Le décret d'encadrement des loyers des logements privés, dans le cadre d'une relocation ou d’un renouvellement de bail va concerner 41 agglomérations de l'Hexagone et de l'outre-mer, selon le projet gouvernemental.
Ce projet de décret concerne les grandes métropoles, comme Paris, Lyon, Marseille ou Nice, mais aussi des plus petites comme Menton (Alpes-Maritimes) ou Annemasse (Haute-Savoie), où les loyers sont jugés très élevés.
Le gouvernement s'est basé sur l'article 18 de la loi de 1989 sur les "rapports locatifs" qui permet de fixer par décret le montant maximum des loyers des logements dans les zones où l'évolution est anormale. Au projet initial, qui concernait seulement les relocations, le gouvernement a finalement ajouté les renouvellements de baux.
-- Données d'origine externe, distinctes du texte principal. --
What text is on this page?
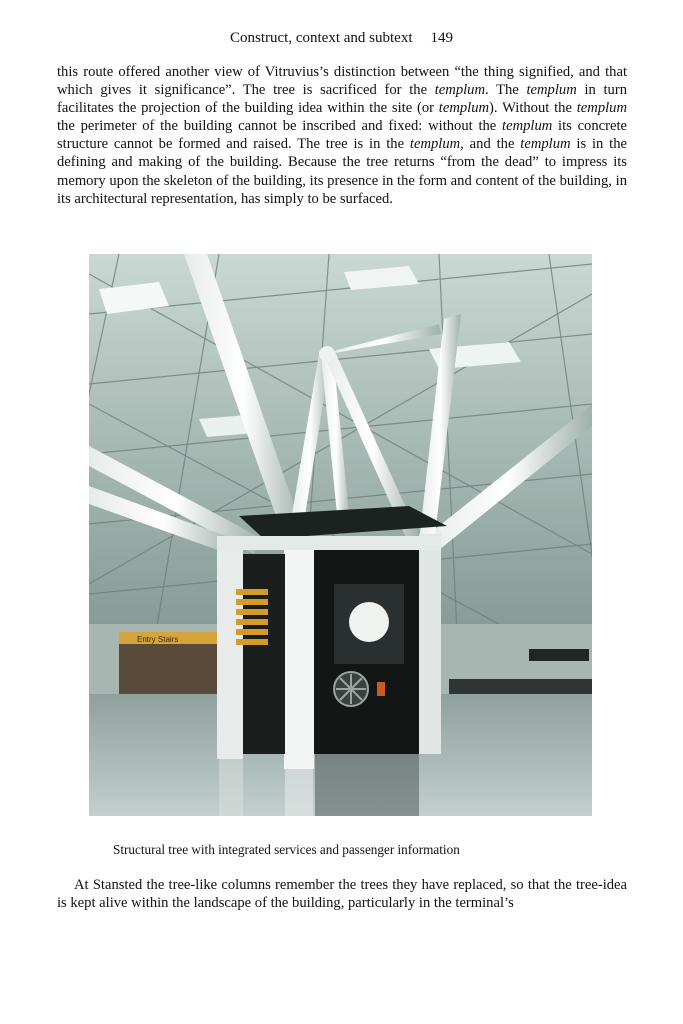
Construct, context and subtext 149

this route offered another view of Vitruvius’s distinction between “the thing signified, and that which gives it significance”. The tree is sacrificed for the templum. The templum in turn facilitates the projection of the building idea within the site (or templum). Without the templum the perimeter of the building cannot be inscribed and fixed: without the templum its concrete structure cannot be formed and raised. The tree is in the templum, and the templum is in the defining and making of the building. Because the tree returns “from the dead” to impress its memory upon the skeleton of the building, its presence in the form and content of the building, in its architectural representation, has simply to be surfaced.

Entry Stairs
Structural tree with integrated services and passenger information

At Stansted the tree-like columns remember the trees they have replaced, so that the tree-idea is kept alive within the landscape of the building, particularly in the terminal’s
Ce projet d'encadrement, qui va être examiné par le Conseil d'État après notamment un avis consultatif de la commission de concertation réunissant les associations de locataires et de propriétaires, devrait être publié fin juillet, comme s'y est engagée la ministre du Logement.
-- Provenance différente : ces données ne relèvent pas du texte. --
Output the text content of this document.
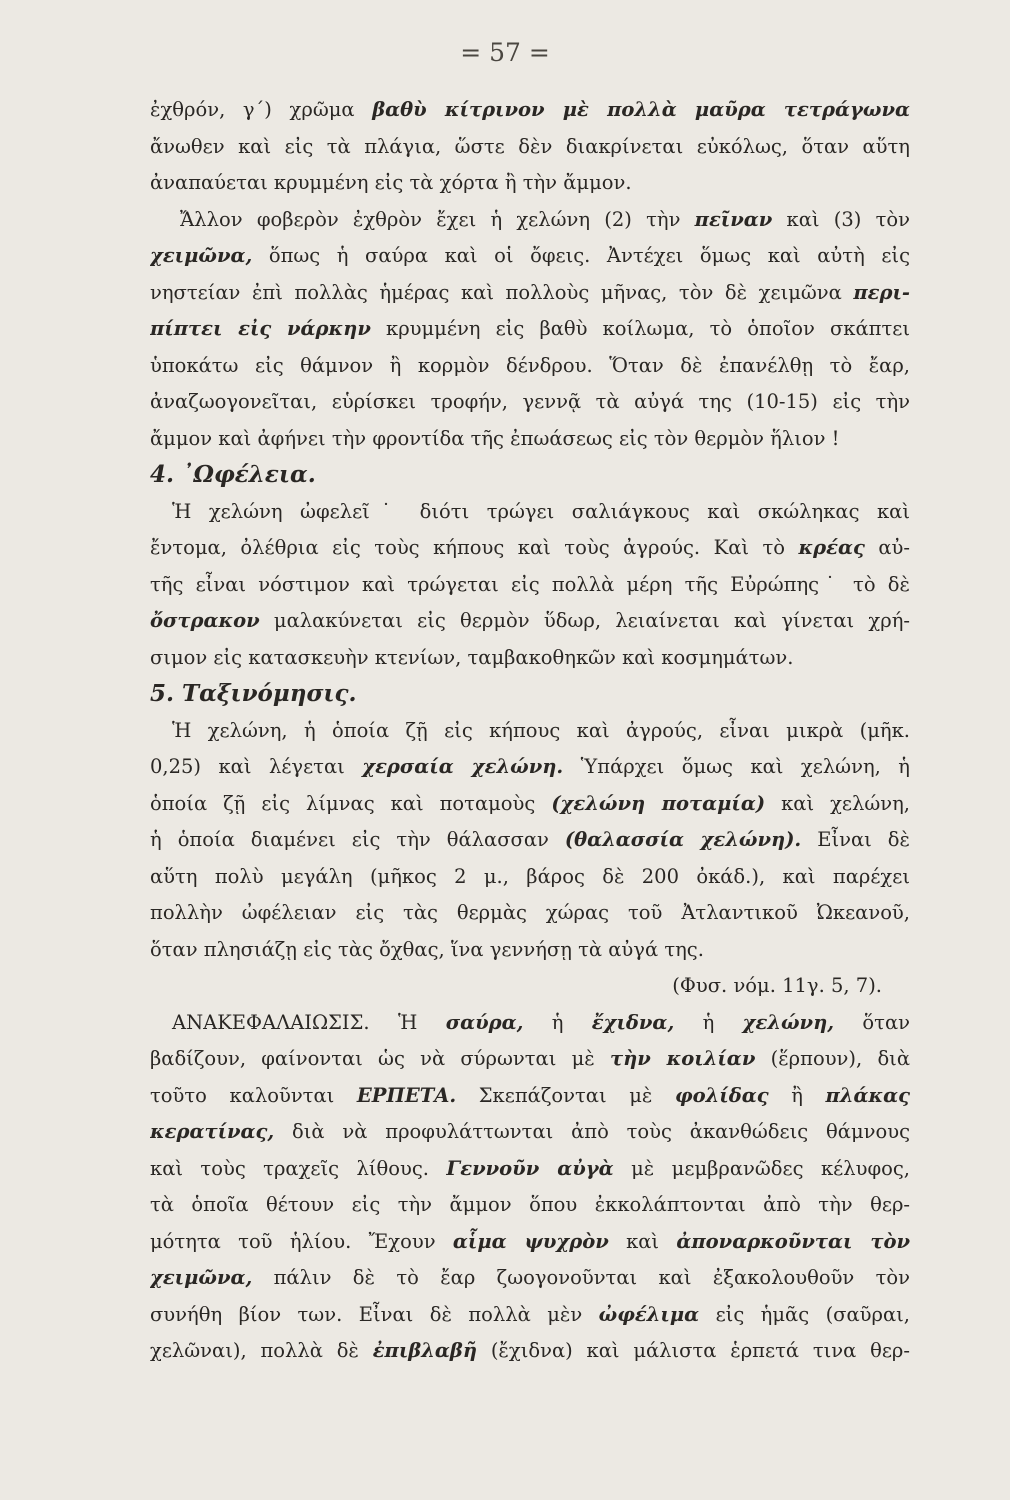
= 57 =
ἐχθρόν, γ΄) χρῶμα βαθὺ κίτρινον μὲ πολλὰ μαῦρα τετράγωνα
ἄνωθεν καὶ εἰς τὰ πλάγια, ὥστε δὲν διακρίνεται εὐκόλως, ὅταν αὕτη
ἀναπαύεται κρυμμένη εἰς τὰ χόρτα ἢ τὴν ἄμμον.
Ἄλλον φοβερὸν ἐχθρὸν ἔχει ἡ χελώνη (2) τὴν πεῖναν καὶ (3) τὸν
χειμῶνα, ὅπως ἡ σαύρα καὶ οἱ ὄφεις. Ἀντέχει ὅμως καὶ αὐτὴ εἰς
νηστείαν ἐπὶ πολλὰς ἡμέρας καὶ πολλοὺς μῆνας, τὸν δὲ χειμῶνα περι-
πίπτει εἰς νάρκην κρυμμένη εἰς βαθὺ κοίλωμα, τὸ ὁποῖον σκάπτει
ὑποκάτω εἰς θάμνον ἢ κορμὸν δένδρου. Ὅταν δὲ ἐπανέλθῃ τὸ ἔαρ,
ἀναζωογονεῖται, εὑρίσκει τροφήν, γεννᾷ τὰ αὐγά της (10-15) εἰς τὴν
ἄμμον καὶ ἀφήνει τὴν φροντίδα τῆς ἐπωάσεως εἰς τὸν θερμὸν ἥλιον !
4. ᾿Ωφέλεια.
Ἡ χελώνη ὠφελεῖ˙ διότι τρώγει σαλιάγκους καὶ σκώληκας καὶ
ἔντομα, ὀλέθρια εἰς τοὺς κήπους καὶ τοὺς ἀγρούς. Καὶ τὸ κρέας αὐ-
τῆς εἶναι νόστιμον καὶ τρώγεται εἰς πολλὰ μέρη τῆς Εὐρώπης˙ τὸ δὲ
ὄστρακον μαλακύνεται εἰς θερμὸν ὕδωρ, λειαίνεται καὶ γίνεται χρή-
σιμον εἰς κατασκευὴν κτενίων, ταμβακοθηκῶν καὶ κοσμημάτων.
5. Ταξινόμησις.
Ἡ χελώνη, ἡ ὁποία ζῇ εἰς κήπους καὶ ἀγρούς, εἶναι μικρὰ (μῆκ.
0,25) καὶ λέγεται χερσαία χελώνη. Ὑπάρχει ὅμως καὶ χελώνη, ἡ
ὁποία ζῇ εἰς λίμνας καὶ ποταμοὺς (χελώνη ποταμία) καὶ χελώνη,
ἡ ὁποία διαμένει εἰς τὴν θάλασσαν (θαλασσία χελώνη). Εἶναι δὲ
αὕτη πολὺ μεγάλη (μῆκος 2 μ., βάρος δὲ 200 ὀκάδ.), καὶ παρέχει
πολλὴν ὠφέλειαν εἰς τὰς θερμὰς χώρας τοῦ Ἀτλαντικοῦ Ὠκεανοῦ,
ὅταν πλησιάζῃ εἰς τὰς ὄχθας, ἵνα γεννήσῃ τὰ αὐγά της.
(Φυσ. νόμ. 11γ. 5, 7).
ΑΝΑΚΕΦΑΛΑΙΩΣΙΣ. Ἡ σαύρα, ἡ ἔχιδνα, ἡ χελώνη, ὅταν
βαδίζουν, φαίνονται ὡς νὰ σύρωνται μὲ τὴν κοιλίαν (ἕρπουν), διὰ
τοῦτο καλοῦνται ΕΡΠΕΤΑ. Σκεπάζονται μὲ φολίδας ἢ πλάκας
κερατίνας, διὰ νὰ προφυλάττωνται ἀπὸ τοὺς ἀκανθώδεις θάμνους
καὶ τοὺς τραχεῖς λίθους. Γεννοῦν αὐγὰ μὲ μεμβρανῶδες κέλυφος,
τὰ ὁποῖα θέτουν εἰς τὴν ἄμμον ὅπου ἐκκολάπτονται ἀπὸ τὴν θερ-
μότητα τοῦ ἡλίου. Ἔχουν αἷμα ψυχρὸν καὶ ἀποναρκοῦνται τὸν
χειμῶνα, πάλιν δὲ τὸ ἔαρ ζωογονοῦνται καὶ ἐξακολουθοῦν τὸν
συνήθη βίον των. Εἶναι δὲ πολλὰ μὲν ὠφέλιμα εἰς ἡμᾶς (σαῦραι,
χελῶναι), πολλὰ δὲ ἐπιβλαβῆ (ἔχιδνα) καὶ μάλιστα ἑρπετά τινα θερ-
Deux critères ont déterminés le choix des agglomérations retenues pour voir s'appliquer cet encadrement : l'augmentation de l'indice de référence des loyers (IRL), utilisé pour la révision des loyers d'habitation, doit être le double de la moyenne nationale pour la période 2002-2012, soit 3,2 % par an, et le loyer doit être supérieur à 11,10 euros/m2, soit 1 110 euros pour un 100 m2. Le dispositif prévoit que, dans les 41 agglomérations, le propriétaire ne peut pratiquer une hausse supérieure à celle de l'IRL. Des dérogations sont prévues en cas de travaux ou si le loyer acquitté par l'ancien locataire avait été manifestement sous-évalué par rapport aux loyers pratiqués dans le voisinage.